What is it about New York and the amount of great films made there?
Have we become so used to seeing it that it feels like home on film?
How come no cool films come out of London in the same way that they do from the big Apple?
Greta Gerwig plays the titular heroine as a 27 year old dancer living with her best friend, Sophie (Mickey Sumner). When Sophie decides to move out Frances has to come to terms with growing up and struggles to find her place in the world.
Noah Baumbach directs this lovely indie film that really charms and shows us Frances at this juncture in her life. The existential crisis of an artist trying to scratch a living out while maintaining some hold on her dream.
The comparisons to Girls and Woody Allen will be coming in thick and fast but this manages to retain its own identity. Like Hannah in Girls, Frances is in a state of growth; her 20-somethings coming to terms with the realities of the world and it uses the beautiful monochromatic look of NYC in Allen’s classic ‘Manhattan’.
Adam Driver and Michael Esper (both from Girls) as her roommates bring two interesting likeable characters to life. Mickey Sumner adds dynamic and drama to their friendship and Frances’ mum is played well by Gerwig’s real life mother Christine Gerwig.

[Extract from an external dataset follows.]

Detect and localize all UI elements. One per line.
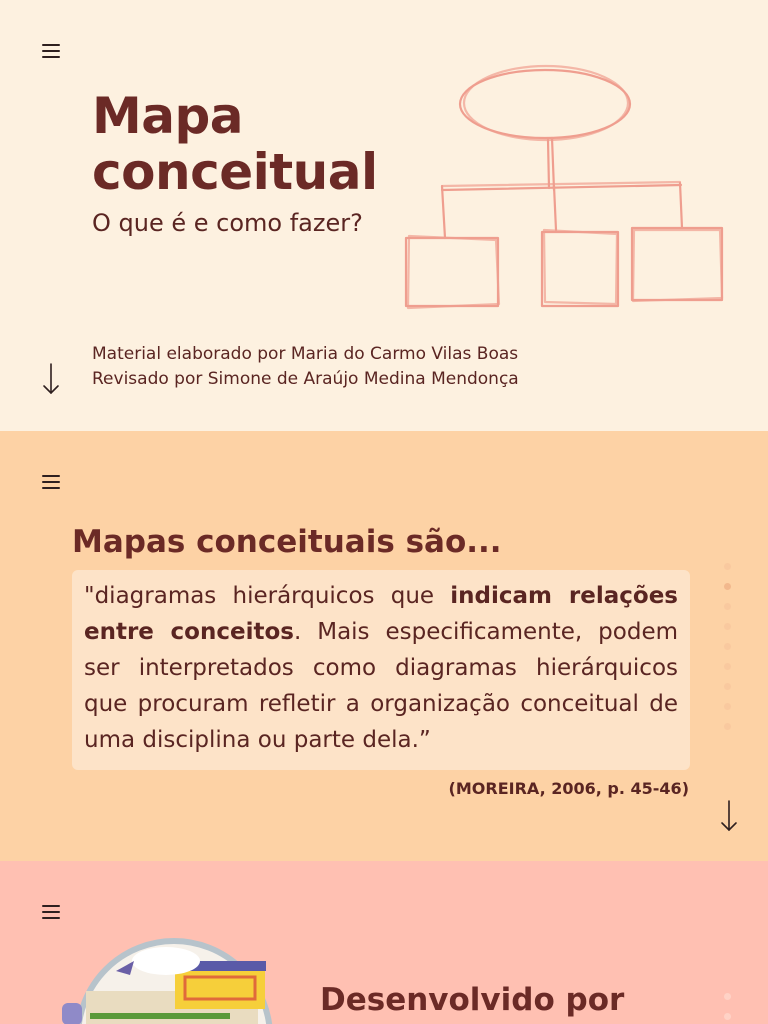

Greta Gerwig imbues Frances with just the perfect amount of kookiness and charm. She also wrote the screenplay with Baumbach and is clearly a talent to watch out for.
Funny, charming and with just the right amount of pathos thrown in to make it a refreshing look at being an artist in your twenties in New York.
Now let’s see one made in London without the faux gangsters about an artist doing what they can. That’d be one to look forward to.